Black Fried Day

“Soooo, when do you have to head back home?”

“Mom, I live here.”

“Oh.”

Today is Black Fried Day, that special day of the year when I start wondering when they are all going back to where they came from: the land of bickering butt faces. 

Unfortunately that land is HERE, where they were created and this is the gathering season where they conglomerate and feast off each other’s worst traits and cackle with delight. I have no one else to blame but myself for them being butt faces. Because their dad has been hiding in the bathroom pretending to poop for the last two hours. 

It’s probably just my pre-pre-pre to the pre-diabetes kicking in. Yesterday I ate all the food and drank all the wine, so today I am fog-brained, without humor or personal space. The happy glow of yesterday has worn off,  when a loud and colorful fight over the youngest using the oldest’s coffee cup for his hot chocolate would have been funny.

The fight interrupted crucial recovery time in my office where I was waiting for the ibuprofen and coffee to give me some hope of being a nice person today. 

Stomping out to the living room, I threatened to take the youngest’s technology away for the rest of his life if he didn’t stop swearing and smack talking at his brother. But when I looked at the oldest, I paused. Stumped. There was nothing I could do to punish the oldest. He already lives in hell, otherwise known as a corner of our basement with no door, while he ‘gathers himself’. 

Still, I felt the need to get him where it hurts the most (because that is what we do here). 

“Actually that’s MY coffee cup. ALL of the cups in the cupboard are mine. Except the one that is your dad’s. You’re welcome for getting to use them.”

My daughter, who was sitting in the living room ALSO drinking from one of MY coffee cups, said with a self righteous smirk on her face “Really mom? You’re only fueling this.” 

This same girl asked us yesterday what Grant and I talked about when no kids were around. “Do you run out of things to say when we aren’t around? Do you just go silent?”

The always witty fifth born said we probably just sit next to each other in our tv chairs and show each other funnies on our phones and guffaw. (He didn’t actually say guffaw-that’s creative embellishment on my end.) 

I imagine it’s probably weird for the kids to think we have a life outside of them. How dull for us it must be in their eyes. 

Little do they know we have a very cool life that doesn’t include any of them.

The secret society of Grant and Heather.

Picture us this coming Sunday night, the half three who still live with us have gone to their separate corners for the night, the other three finally gone to their home away from home.
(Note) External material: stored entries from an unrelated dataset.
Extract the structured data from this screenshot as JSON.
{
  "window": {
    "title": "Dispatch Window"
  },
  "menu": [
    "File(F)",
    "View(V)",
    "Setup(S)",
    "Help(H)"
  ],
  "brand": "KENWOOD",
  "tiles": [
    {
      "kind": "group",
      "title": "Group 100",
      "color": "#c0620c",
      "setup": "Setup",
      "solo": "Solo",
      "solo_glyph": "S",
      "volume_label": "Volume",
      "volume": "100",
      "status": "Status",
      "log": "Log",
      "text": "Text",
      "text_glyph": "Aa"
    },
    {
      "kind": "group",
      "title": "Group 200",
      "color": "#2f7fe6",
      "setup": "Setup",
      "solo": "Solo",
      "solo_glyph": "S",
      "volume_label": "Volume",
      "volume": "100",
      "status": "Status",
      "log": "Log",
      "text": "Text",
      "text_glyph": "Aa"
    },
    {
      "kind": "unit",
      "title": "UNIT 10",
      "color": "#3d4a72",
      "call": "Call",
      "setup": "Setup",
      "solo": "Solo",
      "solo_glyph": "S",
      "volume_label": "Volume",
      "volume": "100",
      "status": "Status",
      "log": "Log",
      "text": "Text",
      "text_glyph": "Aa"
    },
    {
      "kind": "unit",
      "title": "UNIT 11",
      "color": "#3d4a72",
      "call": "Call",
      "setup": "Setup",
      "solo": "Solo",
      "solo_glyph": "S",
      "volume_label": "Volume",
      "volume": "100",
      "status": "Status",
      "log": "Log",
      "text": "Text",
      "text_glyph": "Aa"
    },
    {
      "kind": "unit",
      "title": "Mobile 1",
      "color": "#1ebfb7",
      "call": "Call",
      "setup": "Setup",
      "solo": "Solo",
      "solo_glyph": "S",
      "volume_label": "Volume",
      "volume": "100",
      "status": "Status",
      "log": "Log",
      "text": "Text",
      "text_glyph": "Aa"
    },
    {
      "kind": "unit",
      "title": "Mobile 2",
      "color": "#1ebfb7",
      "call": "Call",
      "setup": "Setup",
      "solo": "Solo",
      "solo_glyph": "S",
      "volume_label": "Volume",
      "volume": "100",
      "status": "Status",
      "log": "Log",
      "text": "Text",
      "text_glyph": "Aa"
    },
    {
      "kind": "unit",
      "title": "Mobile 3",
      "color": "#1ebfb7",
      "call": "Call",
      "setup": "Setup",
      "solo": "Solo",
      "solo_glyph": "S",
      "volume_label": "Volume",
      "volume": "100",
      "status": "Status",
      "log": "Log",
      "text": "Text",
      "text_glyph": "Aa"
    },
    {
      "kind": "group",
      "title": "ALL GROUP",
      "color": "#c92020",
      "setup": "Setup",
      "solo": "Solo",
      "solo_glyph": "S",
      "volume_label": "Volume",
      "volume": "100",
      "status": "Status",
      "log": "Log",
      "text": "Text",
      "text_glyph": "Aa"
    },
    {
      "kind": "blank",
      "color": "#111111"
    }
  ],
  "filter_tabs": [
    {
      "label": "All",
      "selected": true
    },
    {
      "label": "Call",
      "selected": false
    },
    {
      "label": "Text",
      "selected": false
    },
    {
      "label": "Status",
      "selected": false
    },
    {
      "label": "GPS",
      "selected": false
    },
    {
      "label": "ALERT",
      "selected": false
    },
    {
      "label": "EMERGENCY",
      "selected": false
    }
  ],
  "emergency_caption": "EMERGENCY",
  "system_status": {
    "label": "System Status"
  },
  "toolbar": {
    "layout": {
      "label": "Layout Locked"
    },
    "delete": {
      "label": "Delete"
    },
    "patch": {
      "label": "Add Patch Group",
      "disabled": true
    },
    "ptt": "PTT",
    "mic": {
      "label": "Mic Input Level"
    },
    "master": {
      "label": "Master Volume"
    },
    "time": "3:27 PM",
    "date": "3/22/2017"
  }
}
Me sipping wine from the oldest’s coffee cup with wicked pleasure. 

We both sigh heavily. 

“I miss them so much when they aren’t all in the same room.” I say. 

We sigh again. 

“Are you thinking what I’m thinking?” we both say in unison, Grant with a raised eyebrow and me with a knowing smirk as we hunker down all comfy next to each other in our tv chairs and start peacefully scrolling on our phones, sharing funnies and guffawing.

4 Comments

  1. Mel h says:

    How could we POSSIBLY have fun without them!!
    Ours just wiped a booger on the couch….14 years and counting.

    Liked by 1 person

  2. G says:

    Yup, betcha I find funnier dog memes then you!